With a moan of terror he managed to stand upright, and, mopping his livid face with his handkerchief, struggled for courage to call out.
His voice came at last, and huskily and feebly he called: “Who’s there?”
No answer came. He waited for a minute, until the use of his legs came back to him, then set off, as fast as his trembling limbs would permit, down the avenue.
Almost before he had reached the lodge, the figure came out from among the trees, and, gliding from the shelter of one trunk to another, made for the railing and looked after him.
Then, if Bartley Bradstone could have summoned up courage to look back, he would have seen that what he had taken for the wraith of the woman he had shot was Seth the gypsy, clad in an ordinary carter’s frock and wearing a slouch hat that nearly concealed his face.

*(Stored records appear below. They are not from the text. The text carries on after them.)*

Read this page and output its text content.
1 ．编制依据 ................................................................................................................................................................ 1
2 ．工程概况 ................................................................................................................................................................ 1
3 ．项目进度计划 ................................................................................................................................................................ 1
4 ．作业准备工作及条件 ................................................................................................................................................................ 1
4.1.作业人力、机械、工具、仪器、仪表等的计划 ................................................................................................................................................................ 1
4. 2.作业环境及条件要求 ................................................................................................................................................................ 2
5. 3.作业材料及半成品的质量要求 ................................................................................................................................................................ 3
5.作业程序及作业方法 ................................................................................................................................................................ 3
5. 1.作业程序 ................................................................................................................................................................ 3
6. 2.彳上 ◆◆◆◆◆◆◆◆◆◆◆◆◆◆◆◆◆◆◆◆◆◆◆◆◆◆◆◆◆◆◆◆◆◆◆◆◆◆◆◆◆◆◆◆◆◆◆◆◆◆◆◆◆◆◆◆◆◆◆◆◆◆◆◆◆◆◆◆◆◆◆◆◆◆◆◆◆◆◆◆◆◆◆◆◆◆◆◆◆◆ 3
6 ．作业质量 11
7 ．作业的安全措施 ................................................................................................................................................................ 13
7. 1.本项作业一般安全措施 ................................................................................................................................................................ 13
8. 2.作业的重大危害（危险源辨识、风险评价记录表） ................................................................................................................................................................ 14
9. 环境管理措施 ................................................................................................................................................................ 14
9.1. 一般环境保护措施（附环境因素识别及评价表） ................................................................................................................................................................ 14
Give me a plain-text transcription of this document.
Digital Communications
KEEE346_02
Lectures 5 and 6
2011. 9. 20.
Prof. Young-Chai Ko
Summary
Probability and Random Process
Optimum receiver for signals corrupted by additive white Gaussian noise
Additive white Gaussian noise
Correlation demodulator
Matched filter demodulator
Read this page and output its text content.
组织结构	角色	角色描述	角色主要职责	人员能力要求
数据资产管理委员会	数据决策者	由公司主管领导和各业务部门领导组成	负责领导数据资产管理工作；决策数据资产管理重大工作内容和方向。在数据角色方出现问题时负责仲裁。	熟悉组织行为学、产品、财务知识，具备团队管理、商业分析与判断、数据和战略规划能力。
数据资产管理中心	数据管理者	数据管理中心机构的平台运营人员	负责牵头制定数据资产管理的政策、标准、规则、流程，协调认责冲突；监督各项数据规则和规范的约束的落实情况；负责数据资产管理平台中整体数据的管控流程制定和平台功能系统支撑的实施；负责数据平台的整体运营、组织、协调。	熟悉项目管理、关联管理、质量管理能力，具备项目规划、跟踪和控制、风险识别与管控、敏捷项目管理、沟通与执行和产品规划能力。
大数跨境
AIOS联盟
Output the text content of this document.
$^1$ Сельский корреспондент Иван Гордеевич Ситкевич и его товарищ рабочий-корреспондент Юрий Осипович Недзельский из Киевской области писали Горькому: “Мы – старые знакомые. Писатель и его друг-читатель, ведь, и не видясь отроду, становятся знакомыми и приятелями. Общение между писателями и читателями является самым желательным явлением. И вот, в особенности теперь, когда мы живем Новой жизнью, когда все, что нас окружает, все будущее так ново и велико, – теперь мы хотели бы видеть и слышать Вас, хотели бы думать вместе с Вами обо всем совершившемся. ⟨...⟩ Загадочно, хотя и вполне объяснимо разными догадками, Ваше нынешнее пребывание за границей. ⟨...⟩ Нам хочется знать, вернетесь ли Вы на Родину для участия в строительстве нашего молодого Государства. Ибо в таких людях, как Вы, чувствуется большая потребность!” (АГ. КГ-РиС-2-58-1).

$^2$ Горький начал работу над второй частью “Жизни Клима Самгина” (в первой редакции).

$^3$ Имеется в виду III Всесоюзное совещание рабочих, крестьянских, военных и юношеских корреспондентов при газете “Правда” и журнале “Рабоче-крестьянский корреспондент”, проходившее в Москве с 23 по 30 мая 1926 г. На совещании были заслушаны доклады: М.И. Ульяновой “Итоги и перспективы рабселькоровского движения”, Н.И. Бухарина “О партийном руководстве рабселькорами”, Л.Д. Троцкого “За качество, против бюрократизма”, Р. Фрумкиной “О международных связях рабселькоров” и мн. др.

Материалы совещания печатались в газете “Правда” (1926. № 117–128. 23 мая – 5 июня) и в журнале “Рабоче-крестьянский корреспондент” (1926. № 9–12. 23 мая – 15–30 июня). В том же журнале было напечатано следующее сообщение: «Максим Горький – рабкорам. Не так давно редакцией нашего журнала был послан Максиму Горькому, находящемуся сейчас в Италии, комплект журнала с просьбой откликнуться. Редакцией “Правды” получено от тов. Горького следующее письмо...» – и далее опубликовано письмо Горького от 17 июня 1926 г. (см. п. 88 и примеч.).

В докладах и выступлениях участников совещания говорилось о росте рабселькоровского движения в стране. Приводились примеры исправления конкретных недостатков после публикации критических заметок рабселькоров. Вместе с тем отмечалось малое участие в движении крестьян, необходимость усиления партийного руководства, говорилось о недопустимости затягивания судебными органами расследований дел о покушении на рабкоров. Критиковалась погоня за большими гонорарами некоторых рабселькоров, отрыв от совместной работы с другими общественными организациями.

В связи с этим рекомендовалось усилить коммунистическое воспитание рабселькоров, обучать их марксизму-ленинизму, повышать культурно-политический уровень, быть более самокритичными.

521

Seth got over the fence and stood looking up and down the avenue warily. The smock was torn with brambles, Seth’s face looked grimy and drink-worn, and there was a furtive, sinister gleam in his black, cunning eyes.
“Give you a fright, did I, Master Bradstone!” he muttered, huskily. “I’ll give you one or two more afore I’ve done with you.”
Then he was about to leap over the railing back into the wood again, when something white lying on the ground where Bartley Bradstone had been standing, caught his eye.
He pounced upon it as only a lurcher or a gypsy can, and turned it over with eager curiosity.
It was the letter containing Bartley Bradstone’s confession, which he had pulled out from his pocket with his handkerchief.